Um mundo FOU

 

Um mundo FOU!

Solange Amado

Hoje a coisa tá braba. Ela se senta no quarto com algumas folhas de rascunho, uma caneta e zero ideias. Fixa o horizonte e espera que o Espírito Santo baixe. Precisa produzir uma crônica, um verso, um reverso, qualquer coisa pelamor de Deus. Mas os deuses da inspiração não se comovem. Mastiga a ponta da caneta e o olhar continua perdido no horizonte. Vai ver, o tempo comeu suas ideias. Aí babau.

É quando sua faxineira abre a porta com o aspirador de pó na mão, e a encontra com esse olhar bestificado. Espia desconfiada e começa um barulhão dos diabos chupando mais ainda o pó e as teias de aranha da cabeça da patroa. Esta protesta: “Poxa! Não vê que estou trabalhando?” “Trabaiando no que?”. “Pensando!”. “E pensar é algum trabaio?”. Lá vão elas outra vez.

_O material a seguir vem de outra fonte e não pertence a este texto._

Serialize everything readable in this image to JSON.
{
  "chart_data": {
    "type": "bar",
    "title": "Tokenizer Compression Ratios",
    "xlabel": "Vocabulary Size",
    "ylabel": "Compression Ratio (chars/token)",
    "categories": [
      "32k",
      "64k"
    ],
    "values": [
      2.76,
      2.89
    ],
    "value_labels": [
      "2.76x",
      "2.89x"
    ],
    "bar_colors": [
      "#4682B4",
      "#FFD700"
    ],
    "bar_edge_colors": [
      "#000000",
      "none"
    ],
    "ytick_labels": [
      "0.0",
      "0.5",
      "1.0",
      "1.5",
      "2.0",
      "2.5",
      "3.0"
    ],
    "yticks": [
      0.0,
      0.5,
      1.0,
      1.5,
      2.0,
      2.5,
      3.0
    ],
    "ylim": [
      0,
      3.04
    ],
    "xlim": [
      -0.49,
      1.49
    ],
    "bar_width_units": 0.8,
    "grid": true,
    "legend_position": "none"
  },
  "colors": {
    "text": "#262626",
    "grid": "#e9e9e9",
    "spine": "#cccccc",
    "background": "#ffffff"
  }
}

A “minina” dela também pensa vez em quando. Com um tanto de papel, caneta, faz conta de “vai um” e esparrama uns escritos assim que nem a patroa. Mas é mais esperta, não fica assim “oiando” pro ar. Afinal tá no quinto ano. Da Faculdade. A patroa tenta saber que diabo de curso é esse 5 em 1. Começou  no início e acaba no fim desse ano. E ela pensa muito, com as “foia nas mão, igualim a ocê”. A velha senhora toma nota. Vai ver ainda pode trocar umas figurinhas  com a moça do 5 em 1.

A mão que maneja o aspirador não se abala e a língua não para. A curiosidade também. Enfeitando a estante, tem uma bandejinha que a senhora trouxe da França na qual está escrito: “Il n’est pas obligatoire d’être fou pour travailler ici, mas ça aide”.”Não é obrigatório ser louco para trabalhar aqui, mas isso ajuda”.  Ela remove a bandeja, tira a poeira e coloca no lugar de cabeça pra baixo. Torna a pegar e a coloca de cabeça pra cima. Não está satisfeita. Bota de novo de cabeça pra baixo. Não sabe ler, mas “conhece as letra”. Fica um tempo tentando decifrar aquele mistério antes que ele a devore. A patroa se diverte. E ela resmunga: “esse trem tá torto!”. “Torto como?” Quer saber a senhora. “Assim de banda. Essa língua é torta. Uma letra não rima com outra. Não dá liga. Tem base não. Como é que eu vou botar as coisas no lugar certo? Isso aqui é O. Eu sei.” Aponta pra palavra “obligatoire””. “Quer dizer obrigatório”, diz a patroa. “Mas as letra estão fora do lugar”, teima ela.  Aponta para um livro, “Deuil” . “Isso quer dizer o quê?” “Luto” diz a senhora. “Te peguei! Qualquer bobo sabe que luto começa com L!”.

Melhor fazer uma pausa. Desse mato não vai sair coelho. Nem desse diálogo, nem da cachola da patroa. Obligatoire é mesmo um banho pra limpar essa teia de aranha que virou o  cérebro, e essa língua torta que não endireita com nenhuma explicação.

Banho tomado, a patroa olha pra cima. A estante arrumadinha e todos os livros de cabeça pra baixo. Suspiro. A velha senhora, com os joelhos bambos se encarapita no alto da escada pra colocar em ordem “as letra”.

Lá embaixo, a faxineira ainda tenta decifrar a frase da bandeja.  Agora, a palavra misteriosa é FOU. E quando a patroa lê pra ela, ”louco”, toma uma invertida.  “Vai me enganar,isso é palavrão! Essa língua só tem palavrão! O mundo tá perdido”!

Não se sabe se a alma, mas a patroa sabe que o corpo tá limpinho, acabou de sair do banho, e concorda: O mundo tá FU. E mal pago. Além disso, fuleiro, mequetrefe, torto, manco, de banda. Aliás, de bandando, bandejando de tão FU.

É o que temos pra hoje. Uma crônica FU e mequetrefe que não chegou a lugar nenhum, mas a casa ficou limpa. Até à próxima semana.